顿时,老实了。
孙丽荣跌坐在地,两眼失神,好半晌都没能说出话来。
宋琼华眉心轻皱,回过头去,就看到来人一袭黑衣,气势冷凝,所到之处,带着浓浓的杀伐之气。
看起来,有点吓人。
这是……
摄政王,顾予安。
不是说,他接替父亲的班,镇守北境,常年不回京城吗?
怎么会出现在这里。
早些年,自己还没出嫁的时候,曾在府中见过他,彼时,作为先帝最年幼的皇子,他拜父亲为师,追随父亲,学习武艺。
后来,父亲兄长战死,就再也没见过了。
前世,一直到她死,也没见他出现在京城。
不曾想,如今,倒是碰上了。
宋琼华在看着顾予安的同时,顾予安也在看着她。
一别经年,故人依旧。
“吱吱,好久不见。

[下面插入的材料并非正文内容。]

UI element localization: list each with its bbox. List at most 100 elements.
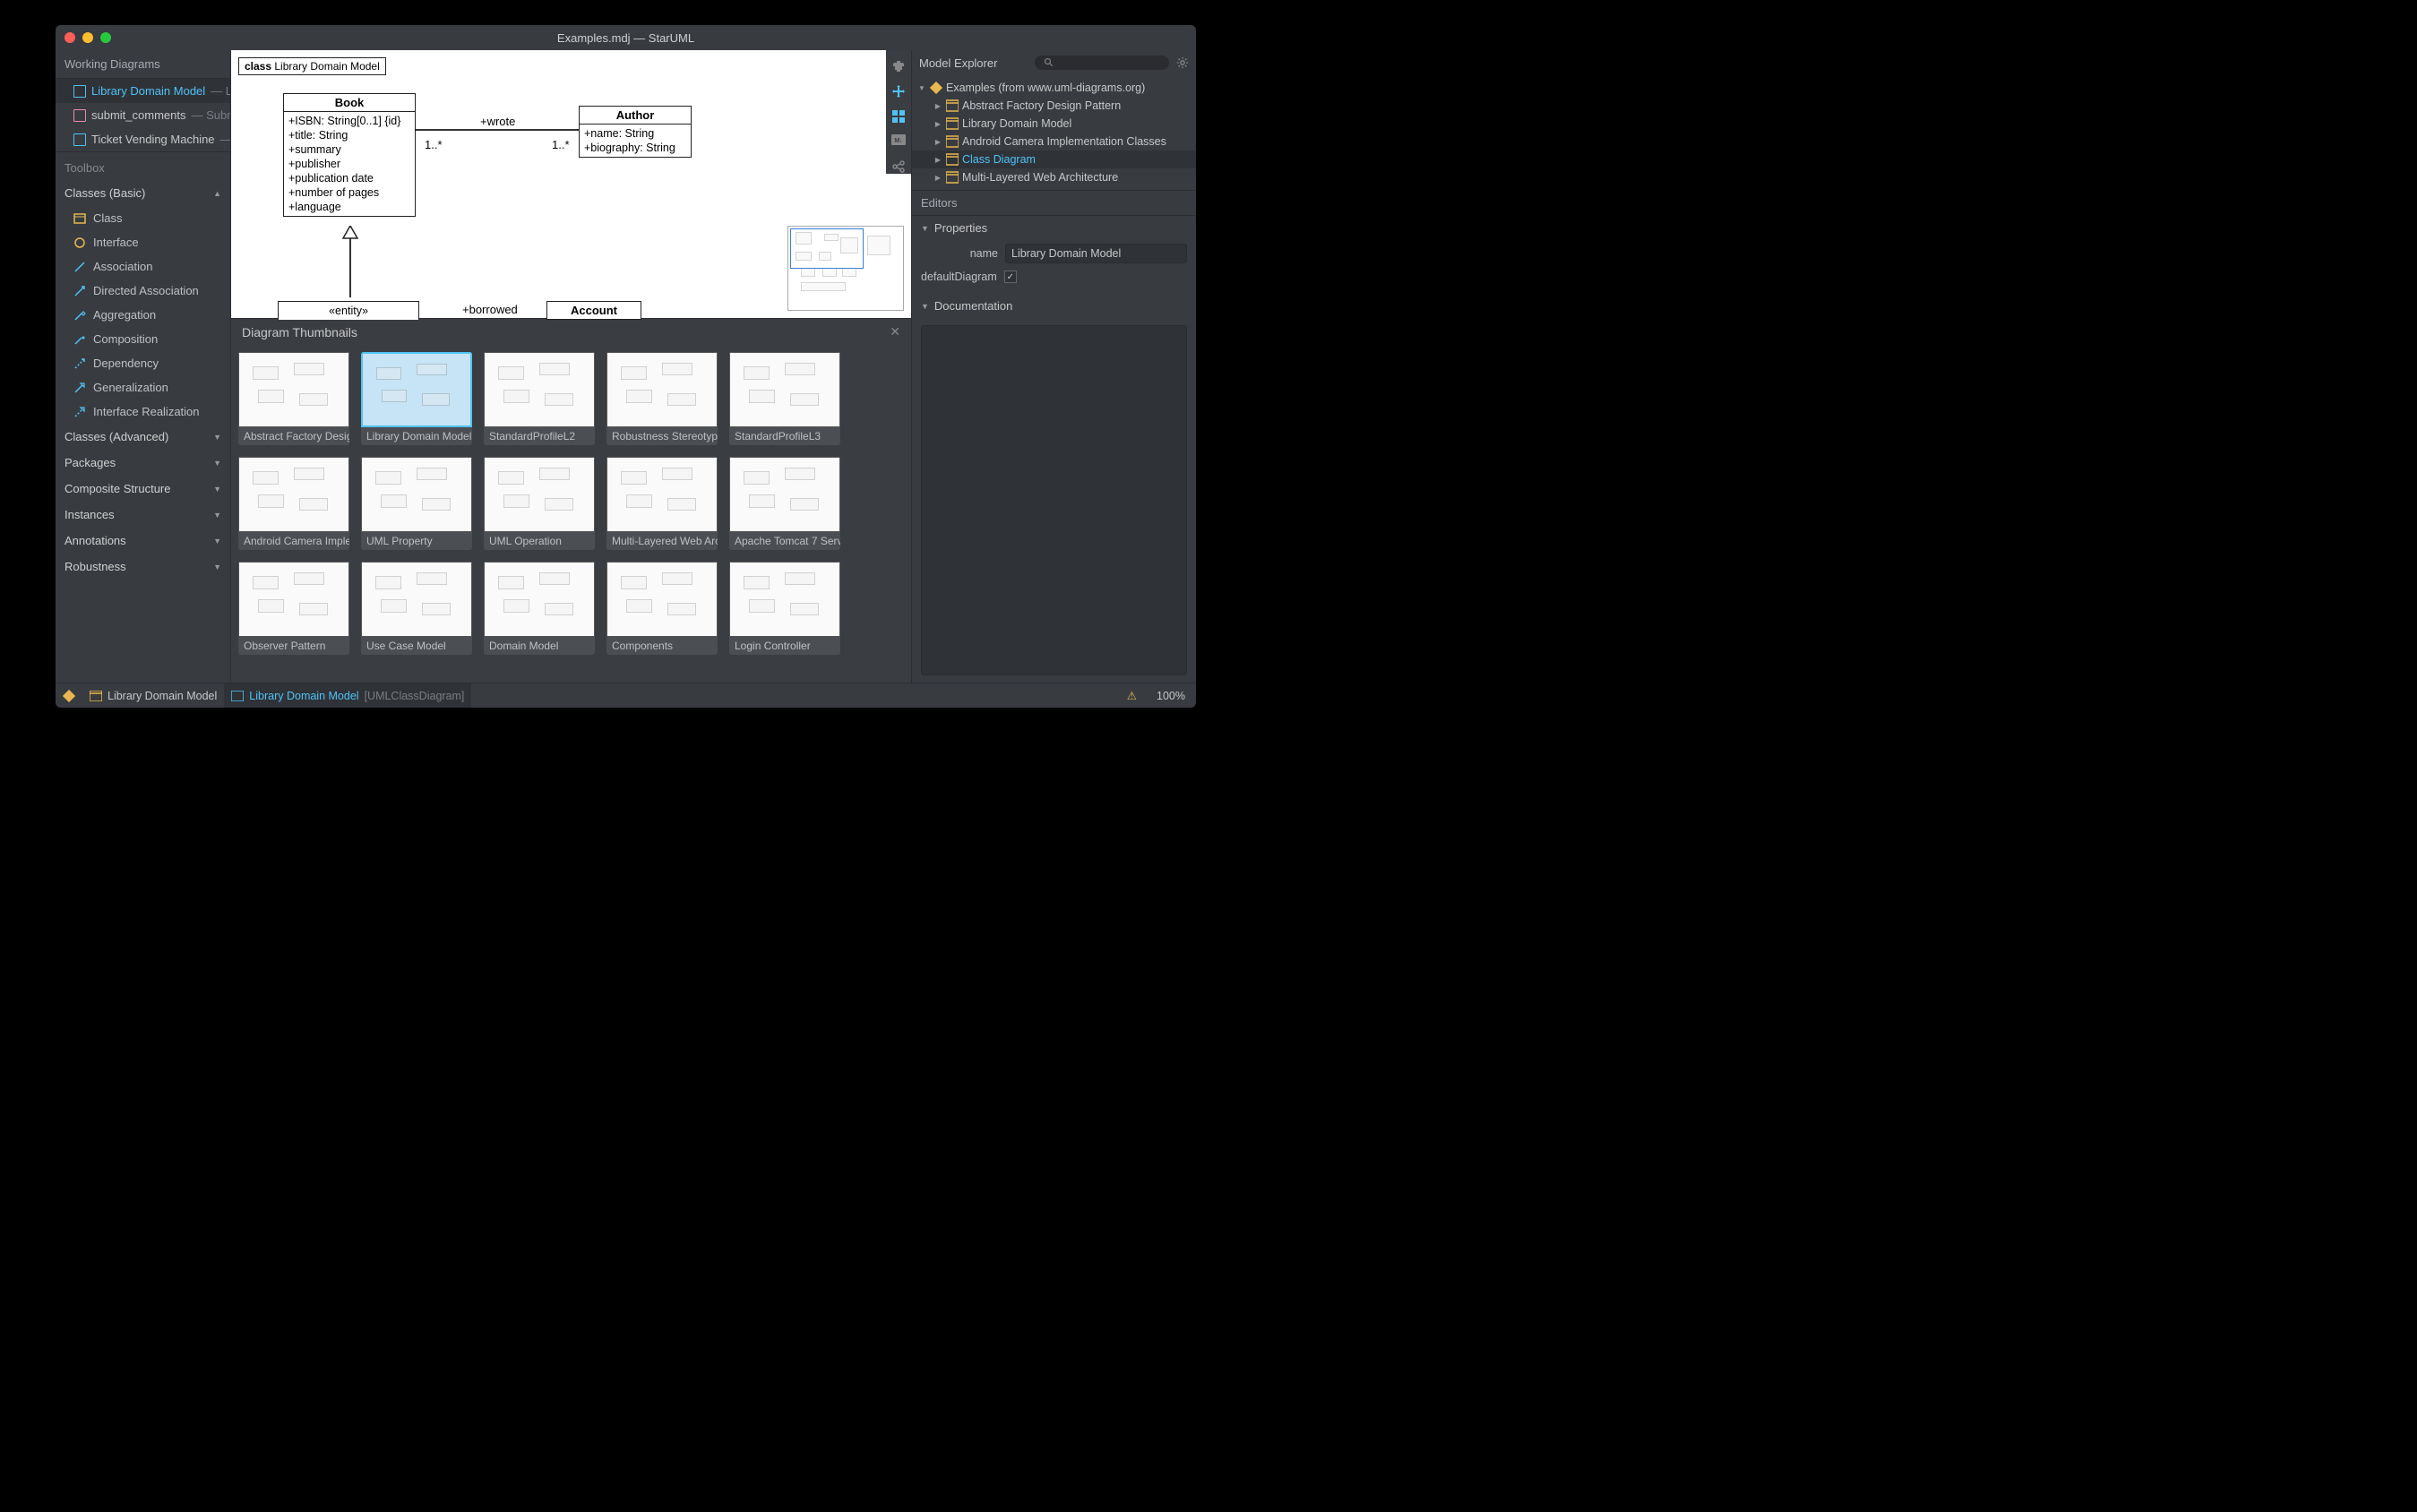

”
“我……”宋琼华听到他的声音,几乎是瞬间低下头去,多少年了,再没有人这样称呼她。
吱吱,她的乳名。
顾予安的视线落在她耳侧,眸光微闪,复杂又深沉,一时间,竟是不知该如何形容。
孙锦荣在高位上看着,立即起身,迎过来:“不知摄政王殿下驾到,有失远迎,您此番前来,有何贵干?”
顾予安嗤笑:“有人要弄死本王的儿子,本王如何能不来。”
孙锦荣大惊:“您的……儿子?”
没听说摄政王娶妻哇。
这些年,朝堂更迭,政权旁落,眼瞅着,各种斗争越来越激烈,可是,并没有听说,顾予安娶妻。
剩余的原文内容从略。